Special thanks to Dorothy Miles’ estate for their collaboration on this project. Below Liz Deverill, niece of Dorothy, shares her thoughts on today’s Doodle and Dorothy Miles’ legacy.
Dorothy’s siblings have now passed, so it is her nephews and nieces who have memories of her, that we hold dear. Her sister Gwenda (Wendy) wrote about her birth on 19th August 1931, North Wales, “I remember the day Dorothy was born and I knew exactly how she got there! The Irwin’s van brought her along with the groceries….” Her early childhood home was a happy one which engendered her love for music, poetry and drama. She described it as a totally fascinating world of make-up and madness, to which I lost my heart to forever”. Dorothy had many challenges in her life, not least becoming deaf at 8, following a bout of meningococcal meningitis.
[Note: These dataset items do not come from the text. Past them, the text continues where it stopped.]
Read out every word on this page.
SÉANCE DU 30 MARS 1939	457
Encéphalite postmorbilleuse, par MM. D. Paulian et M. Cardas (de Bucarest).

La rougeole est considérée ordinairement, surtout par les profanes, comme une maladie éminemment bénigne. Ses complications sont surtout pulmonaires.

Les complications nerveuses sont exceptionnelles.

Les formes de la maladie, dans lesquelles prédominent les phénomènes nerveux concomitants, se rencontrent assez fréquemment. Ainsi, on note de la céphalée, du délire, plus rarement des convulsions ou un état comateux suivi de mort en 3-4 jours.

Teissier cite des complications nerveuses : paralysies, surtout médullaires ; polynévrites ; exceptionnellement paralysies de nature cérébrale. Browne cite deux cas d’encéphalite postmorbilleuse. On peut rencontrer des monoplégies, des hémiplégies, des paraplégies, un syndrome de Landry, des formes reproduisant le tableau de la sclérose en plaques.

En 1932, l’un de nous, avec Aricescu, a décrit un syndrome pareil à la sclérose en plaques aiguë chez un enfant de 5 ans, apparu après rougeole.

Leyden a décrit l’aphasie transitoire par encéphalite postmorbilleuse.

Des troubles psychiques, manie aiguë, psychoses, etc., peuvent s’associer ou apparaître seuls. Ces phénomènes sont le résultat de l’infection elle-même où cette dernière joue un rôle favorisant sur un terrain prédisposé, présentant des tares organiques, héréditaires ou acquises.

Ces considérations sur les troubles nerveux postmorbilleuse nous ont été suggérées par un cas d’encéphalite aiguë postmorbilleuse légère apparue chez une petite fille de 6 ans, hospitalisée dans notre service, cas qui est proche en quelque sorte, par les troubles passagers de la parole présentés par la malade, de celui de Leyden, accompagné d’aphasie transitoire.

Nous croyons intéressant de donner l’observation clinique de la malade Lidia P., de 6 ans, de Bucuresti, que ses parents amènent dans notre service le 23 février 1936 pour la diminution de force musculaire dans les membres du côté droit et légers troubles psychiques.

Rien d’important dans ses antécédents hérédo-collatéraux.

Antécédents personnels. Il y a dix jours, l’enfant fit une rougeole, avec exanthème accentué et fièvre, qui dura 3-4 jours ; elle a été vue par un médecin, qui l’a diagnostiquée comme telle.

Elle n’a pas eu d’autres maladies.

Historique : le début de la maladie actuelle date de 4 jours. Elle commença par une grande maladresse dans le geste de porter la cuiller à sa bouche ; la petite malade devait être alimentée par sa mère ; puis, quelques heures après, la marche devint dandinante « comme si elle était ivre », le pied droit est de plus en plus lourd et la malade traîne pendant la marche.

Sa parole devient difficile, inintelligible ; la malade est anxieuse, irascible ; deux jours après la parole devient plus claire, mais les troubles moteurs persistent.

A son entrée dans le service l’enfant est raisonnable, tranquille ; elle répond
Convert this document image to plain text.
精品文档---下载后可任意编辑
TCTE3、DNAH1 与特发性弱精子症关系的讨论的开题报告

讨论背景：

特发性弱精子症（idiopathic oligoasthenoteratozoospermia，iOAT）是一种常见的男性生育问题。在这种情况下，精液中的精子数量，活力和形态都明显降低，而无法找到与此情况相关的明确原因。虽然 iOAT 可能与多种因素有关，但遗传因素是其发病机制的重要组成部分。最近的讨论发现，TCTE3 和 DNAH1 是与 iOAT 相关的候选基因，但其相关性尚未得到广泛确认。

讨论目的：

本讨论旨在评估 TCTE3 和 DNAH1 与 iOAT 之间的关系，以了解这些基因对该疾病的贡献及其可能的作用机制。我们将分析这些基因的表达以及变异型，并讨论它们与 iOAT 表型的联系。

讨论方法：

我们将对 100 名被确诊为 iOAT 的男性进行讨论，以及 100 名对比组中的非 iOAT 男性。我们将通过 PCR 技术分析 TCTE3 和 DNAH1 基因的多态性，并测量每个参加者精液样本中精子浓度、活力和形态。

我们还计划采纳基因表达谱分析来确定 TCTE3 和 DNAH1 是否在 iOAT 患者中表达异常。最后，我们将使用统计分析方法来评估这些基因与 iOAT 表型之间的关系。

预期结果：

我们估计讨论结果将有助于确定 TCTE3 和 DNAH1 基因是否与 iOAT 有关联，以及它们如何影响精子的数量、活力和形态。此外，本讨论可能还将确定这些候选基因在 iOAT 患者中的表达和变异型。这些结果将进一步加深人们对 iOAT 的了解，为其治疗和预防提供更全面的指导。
For her, this meant separation from her family; her parents and her brother and three sisters, to whom she was very close.
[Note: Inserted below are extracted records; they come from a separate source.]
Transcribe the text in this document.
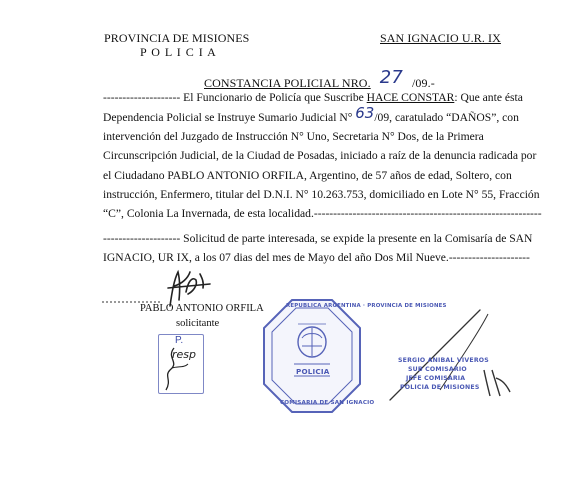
PROVINCIA DE MISIONES
P O L I C I A
SAN IGNACIO U.R. IX
CONSTANCIA POLICIAL NRO. 27 /09.-
-------------------- El Funcionario de Policía que Suscribe HACE CONSTAR: Que ante ésta
Dependencia Policial se Instruye Sumario Judicial N° 63/09, caratulado “DAÑOS”, con
intervención del Juzgado de Instrucción N° Uno, Secretaria N° Dos, de la Primera
Circunscripción Judicial, de la Ciudad de Posadas, iniciado a raíz de la denuncia radicada por
el Ciudadano PABLO ANTONIO ORFILA, Argentino, de 57 años de edad, Soltero, con
instrucción, Enfermero, titular del D.N.I. N° 10.263.753, domiciliado en Lote N° 55, Fracción
“C”, Colonia La Invernada, de esta localidad.-----------------------------------------------------------
-------------------- Solicitud de parte interesada, se expide la presente en la Comisaría de SAN
IGNACIO, UR IX, a los 07 dias del mes de Mayo del año Dos Mil Nueve.---------------------
PABLO ANTONIO ORFILA
solicitante
P.
resp
REPUBLICA ARGENTINA · PROVINCIA DE MISIONES
POLICIA
COMISARIA DE SAN IGNACIO
SERGIO ANIBAL VIVEROS
SUB COMISARIO
JEFE COMISARIA
POLICIA DE MISIONES
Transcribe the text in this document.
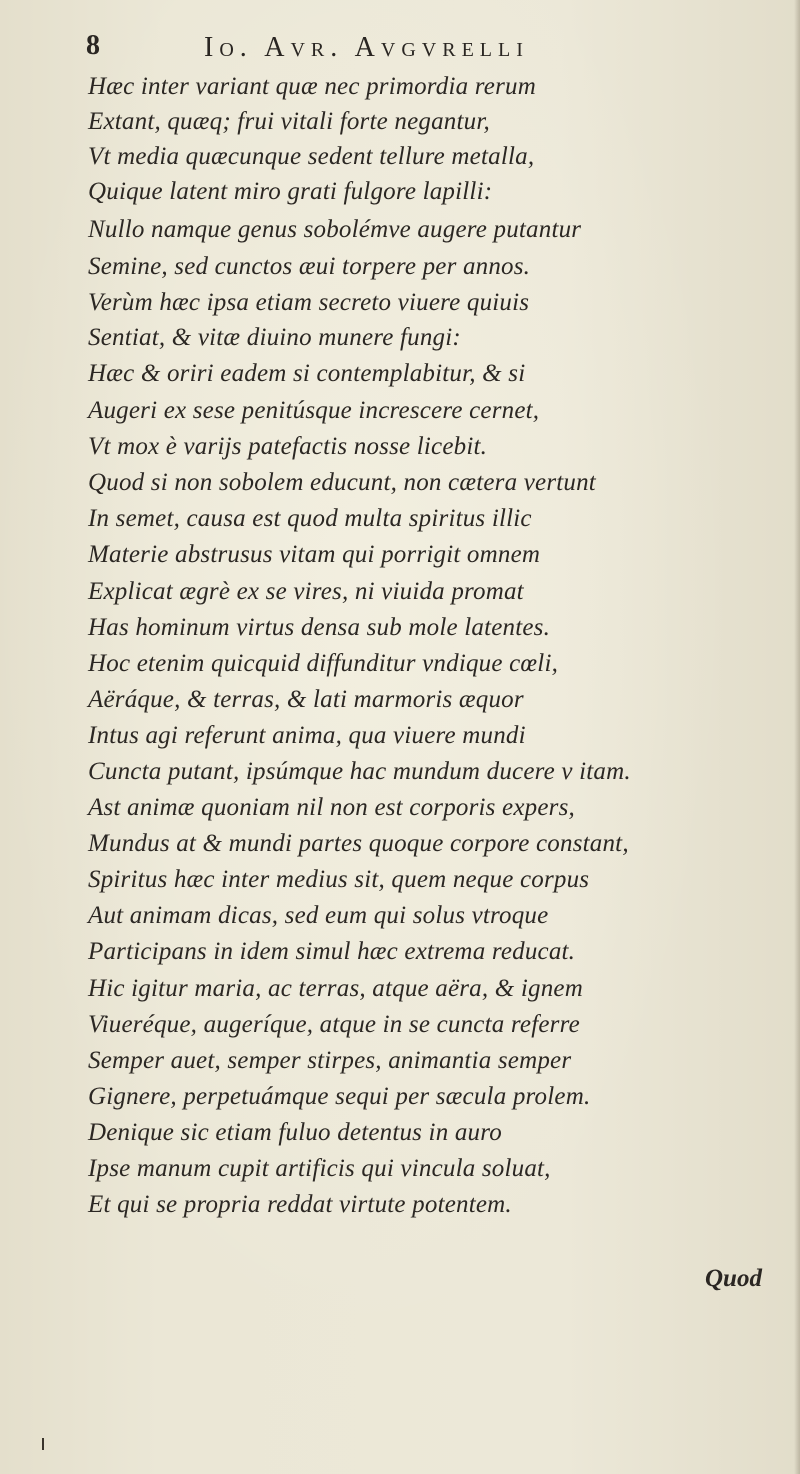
8	Io. Avr. Avgvrelli
Hæc inter variant quæ nec primordia rerum
Extant, quæq; frui vitali forte negantur,
Vt media quæcunque sedent tellure metalla,
Quique latent miro grati fulgore lapilli:
Nullo namque genus sobolémve augere putantur
Semine, sed cunctos æui torpere per annos.
Verùm hæc ipsa etiam secreto viuere quiuis
Sentiat, & vitæ diuino munere fungi:
Hæc & oriri eadem si contemplabitur, & si
Augeri ex sese penitúsque increscere cernet,
Vt mox è varijs patefactis nosse licebit.
Quod si non sobolem educunt, non cætera vertunt
In semet, causa est quod multa spiritus illic
Materie abstrusus vitam qui porrigit omnem
Explicat ægrè ex se vires, ni viuida promat
Has hominum virtus densa sub mole latentes.
Hoc etenim quicquid diffunditur vndique cœli,
Aëráque, & terras, & lati marmoris æquor
Intus agi referunt anima, qua viuere mundi
Cuncta putant, ipsúmque hac mundum ducere v itam.
Ast animæ quoniam nil non est corporis expers,
Mundus at & mundi partes quoque corpore constant,
Spiritus hæc inter medius sit, quem neque corpus
Aut animam dicas, sed eum qui solus vtroque
Participans in idem simul hæc extrema reducat.
Hic igitur maria, ac terras, atque aëra, & ignem
Viueréque, augeríque, atque in se cuncta referre
Semper auet, semper stirpes, animantia semper
Gignere, perpetuámque sequi per sæcula prolem.
Denique sic etiam fuluo detentus in auro
Ipse manum cupit artificis qui vincula soluat,
Et qui se propria reddat virtute potentem.
Quod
As young children my family saw her fleetingly, on her visits to the UK from the States and learned later of her gradual decline into serious mental illness. However, her achievements as a pioneer of BSL deaf poetry with several published books of poetry and the BBC publication “The beginner’s guide to British Sign Language” meant she had become very well known and successful in her field. Her time with The American National Theatre of the Deaf elevated her reputation as a performer of plays and poetry. Our lasting memory of her is as a much-loved Aunt who was “larger than life” and of whom we are immensely proud.